In Push Against Teachers Unions, Campbell Brown Refuses to Release Names Of Funders
By David Sirota
8/1/14
http://www.ibtimes.com/push-against-teachers-unions-campbell-brown-refuses-release-names-funders-1646402
Excerpt;
Though Brown refuses to release details about her financial benefactors, Mother Jones in late 2013 reported that the Parents Transparency Project worked with a Republican consulting firm that employs Mike Murphy, a former Romney strategist, and Mark Dion; a former chief of staff to Sen. Pat Toomey, R-Pa.; and Evan Kozlow, former deputy director of the National Republican Congressional Committee.
In pushing New York state courts to follow California’s recent Vergara decision, Brown recently established a group called the Partnership for Educational Justice.
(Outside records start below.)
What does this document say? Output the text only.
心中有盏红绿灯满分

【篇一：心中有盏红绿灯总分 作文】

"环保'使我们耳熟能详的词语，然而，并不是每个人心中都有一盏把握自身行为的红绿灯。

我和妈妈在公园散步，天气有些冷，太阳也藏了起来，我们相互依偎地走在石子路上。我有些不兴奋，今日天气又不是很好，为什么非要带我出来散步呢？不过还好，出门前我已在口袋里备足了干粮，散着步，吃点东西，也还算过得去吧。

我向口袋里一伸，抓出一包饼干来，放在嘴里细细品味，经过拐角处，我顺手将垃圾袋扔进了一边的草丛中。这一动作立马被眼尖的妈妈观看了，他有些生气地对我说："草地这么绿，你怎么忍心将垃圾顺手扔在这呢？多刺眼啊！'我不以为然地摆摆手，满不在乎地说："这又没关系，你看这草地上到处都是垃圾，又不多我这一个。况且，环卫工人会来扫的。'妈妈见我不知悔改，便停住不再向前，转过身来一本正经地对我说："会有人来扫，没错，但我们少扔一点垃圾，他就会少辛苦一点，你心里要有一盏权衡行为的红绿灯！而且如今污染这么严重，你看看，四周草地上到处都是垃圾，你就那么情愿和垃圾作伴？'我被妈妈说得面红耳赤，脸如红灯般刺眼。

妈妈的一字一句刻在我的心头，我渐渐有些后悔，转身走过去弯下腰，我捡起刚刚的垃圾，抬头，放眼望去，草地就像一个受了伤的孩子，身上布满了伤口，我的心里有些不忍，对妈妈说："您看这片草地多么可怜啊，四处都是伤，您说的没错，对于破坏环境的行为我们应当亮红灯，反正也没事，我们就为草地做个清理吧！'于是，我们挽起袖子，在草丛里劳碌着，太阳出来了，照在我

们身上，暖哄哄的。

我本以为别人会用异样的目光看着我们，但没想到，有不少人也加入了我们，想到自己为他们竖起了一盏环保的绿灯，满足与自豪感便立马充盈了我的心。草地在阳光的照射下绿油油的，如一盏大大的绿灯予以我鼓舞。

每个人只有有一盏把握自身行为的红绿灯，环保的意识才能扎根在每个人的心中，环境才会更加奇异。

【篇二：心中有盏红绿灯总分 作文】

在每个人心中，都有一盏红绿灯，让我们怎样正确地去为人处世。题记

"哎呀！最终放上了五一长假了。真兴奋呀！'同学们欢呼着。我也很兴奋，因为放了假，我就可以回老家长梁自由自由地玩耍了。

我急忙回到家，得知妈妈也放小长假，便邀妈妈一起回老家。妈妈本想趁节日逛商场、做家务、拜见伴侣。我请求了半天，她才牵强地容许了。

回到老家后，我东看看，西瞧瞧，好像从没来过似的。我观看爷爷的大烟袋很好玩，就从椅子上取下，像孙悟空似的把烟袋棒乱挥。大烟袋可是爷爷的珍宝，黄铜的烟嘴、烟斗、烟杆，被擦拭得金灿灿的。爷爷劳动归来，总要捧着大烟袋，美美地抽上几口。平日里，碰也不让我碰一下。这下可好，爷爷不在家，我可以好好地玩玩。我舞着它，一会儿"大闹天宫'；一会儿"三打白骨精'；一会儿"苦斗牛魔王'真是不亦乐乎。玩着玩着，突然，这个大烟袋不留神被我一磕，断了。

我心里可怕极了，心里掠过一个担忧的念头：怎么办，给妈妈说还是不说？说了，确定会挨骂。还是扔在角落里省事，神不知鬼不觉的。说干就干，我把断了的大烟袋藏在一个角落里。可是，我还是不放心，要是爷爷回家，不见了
That organization’s website does not name its funders, but it does disclose that Joe Williams is a board member. Williams serves concurrently as the executive director of a group called Democrats for Education Reform. The New York Times has reported that the group is backed by major hedge fund managers.
Public school advocates have argued that with the education sector becoming a multibillion-dollar business, Wall Street executives have a financial profit motive for investing heavily in the education policy debate. Meanwhile, unions such as the American Federation of Teachers have encouraged pension trustees managing public school teachers’ retirement savings to consider divesting from the Wall Street firms that financially support the campaign to privatize schools. According to Politico, that campaign now involves top confidantes of President Obama, who recently established a public relations firm to do battle against teachers unions.